MTT metabolic activity and lactic acid production of biofilms adherent on the layered disks (mean ± sd; n = 6). (A) MDPB or NAg alone each greatly decreased the metabolic activity. Dual agents (MDPB + NAg) yielded the lowest metabolic activity. (B) Lactic acid production of biofilms was substantially reduced by MDPB or NAg alone. The greatest reduction was achieved by using MDPB and NAg together in primer. In each plot, dissimilar letters indicate values that are significantly different from each other (p < 0.05).

Figure 5

Colony-forming unit counts (CFU) of biofilms adherent on the layered disks (mean ± sd; n = 6). (A) Total microorganisms, (B) total streptococci, and (C) mutans streptococci. In each plot, dissimilar letters indicate values that are significantly different from each other (p < 0.05).

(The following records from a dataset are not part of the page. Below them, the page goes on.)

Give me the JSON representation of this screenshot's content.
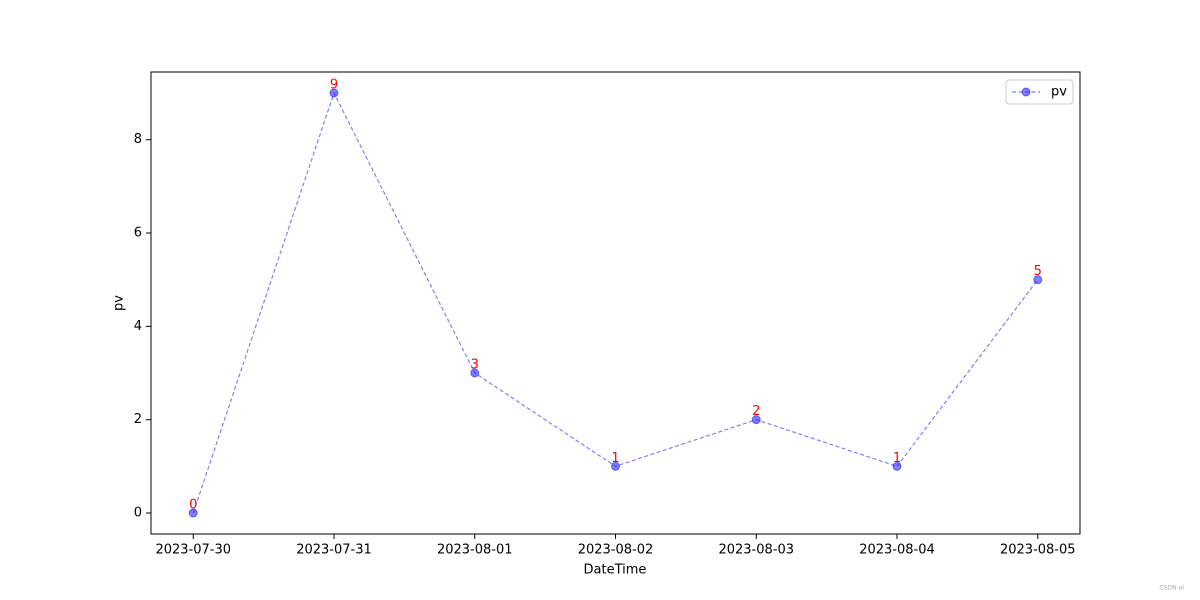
{
  "chart_data": {
    "type": "line",
    "x_label": "DateTime",
    "y_label": "pv",
    "categories": [
      "2023-07-30",
      "2023-07-31",
      "2023-08-01",
      "2023-08-02",
      "2023-08-03",
      "2023-08-04",
      "2023-08-05"
    ],
    "series": [
      {
        "name": "pv",
        "color": "#0000ff",
        "values": [
          0,
          9,
          3,
          1,
          2,
          1,
          5
        ]
      }
    ],
    "alpha": 0.5,
    "line_style": "dashed",
    "marker": "circle",
    "label_color": "#ff0000",
    "ylim": [
      -0.45,
      9.45
    ],
    "yticks": [
      0,
      2,
      4,
      6,
      8
    ],
    "grid": false,
    "legend": "upper right",
    "watermark": "CSDN-ai"
  }
}
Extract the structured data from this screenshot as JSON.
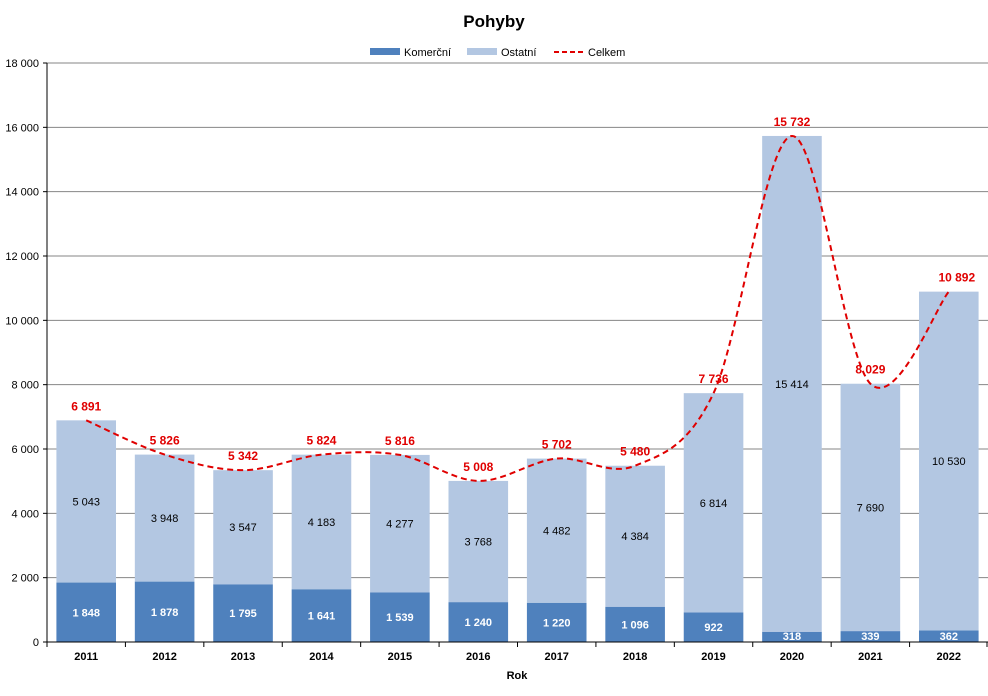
{
  "chart_data": {
    "type": "bar",
    "stacked": true,
    "title": "Pohyby",
    "xlabel": "Rok",
    "ylabel": "",
    "ylim": [
      0,
      18000
    ],
    "yticks": [
      0,
      2000,
      4000,
      6000,
      8000,
      10000,
      12000,
      14000,
      16000,
      18000
    ],
    "ytick_labels": [
      "0",
      "2 000",
      "4 000",
      "6 000",
      "8 000",
      "10 000",
      "12 000",
      "14 000",
      "16 000",
      "18 000"
    ],
    "grid": true,
    "legend_position": "top-center",
    "categories": [
      "2011",
      "2012",
      "2013",
      "2014",
      "2015",
      "2016",
      "2017",
      "2018",
      "2019",
      "2020",
      "2021",
      "2022"
    ],
    "series": [
      {
        "name": "Komerční",
        "kind": "bar",
        "color": "#4f81bd",
        "values": [
          1848,
          1878,
          1795,
          1641,
          1539,
          1240,
          1220,
          1096,
          922,
          318,
          339,
          362
        ],
        "labels": [
          "1 848",
          "1 878",
          "1 795",
          "1 641",
          "1 539",
          "1 240",
          "1 220",
          "1 096",
          "922",
          "318",
          "339",
          "362"
        ]
      },
      {
        "name": "Ostatní",
        "kind": "bar",
        "color": "#b3c7e2",
        "values": [
          5043,
          3948,
          3547,
          4183,
          4277,
          3768,
          4482,
          4384,
          6814,
          15414,
          7690,
          10530
        ],
        "labels": [
          "5 043",
          "3 948",
          "3 547",
          "4 183",
          "4 277",
          "3 768",
          "4 482",
          "4 384",
          "6 814",
          "15 414",
          "7 690",
          "10 530"
        ]
      },
      {
        "name": "Celkem",
        "kind": "line",
        "style": "dashed",
        "color": "#e00000",
        "values": [
          6891,
          5826,
          5342,
          5824,
          5816,
          5008,
          5702,
          5480,
          7736,
          15732,
          8029,
          10892
        ],
        "labels": [
          "6 891",
          "5 826",
          "5 342",
          "5 824",
          "5 816",
          "5 008",
          "5 702",
          "5 480",
          "7 736",
          "15 732",
          "8 029",
          "10 892"
        ]
      }
    ]
  }
}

Adding MDPB or NAg into the primer imparted a potent antibacterial effect, and the strongest effect was achieved by combining MDPB and NAg in the same primer.

Figure 6

Human gingival fibroblast cytotoxicity (mean ± sd; n = 6). The culture medium consisted of fibroblast medium (FM) plus eluents from the cured primer/adhesive disks. Primer/adhesive volume (in unit mm³) divided by the total solution volume (mL) was 0.12, 0.24, and 0.47 mm³/mL, respectively. The 0.12 mm³/mL ratio corresponded to 6 disks in 1280 mL of solution, which compared to 1000 to 1500 mL/day of saliva for an average person. Even at higher concentrations of 0.24 and 0.47 mm³/mL, the resin eluent still had no adverse effect on the fibroblast viability. FM without resin eluents was used as control which had resin/solution volume ratio of 0. Fibroblast viability was measured by the MTT absorbance and normalized by FM control. All groups had cell viability matching that without resin eluents (p > 0.1).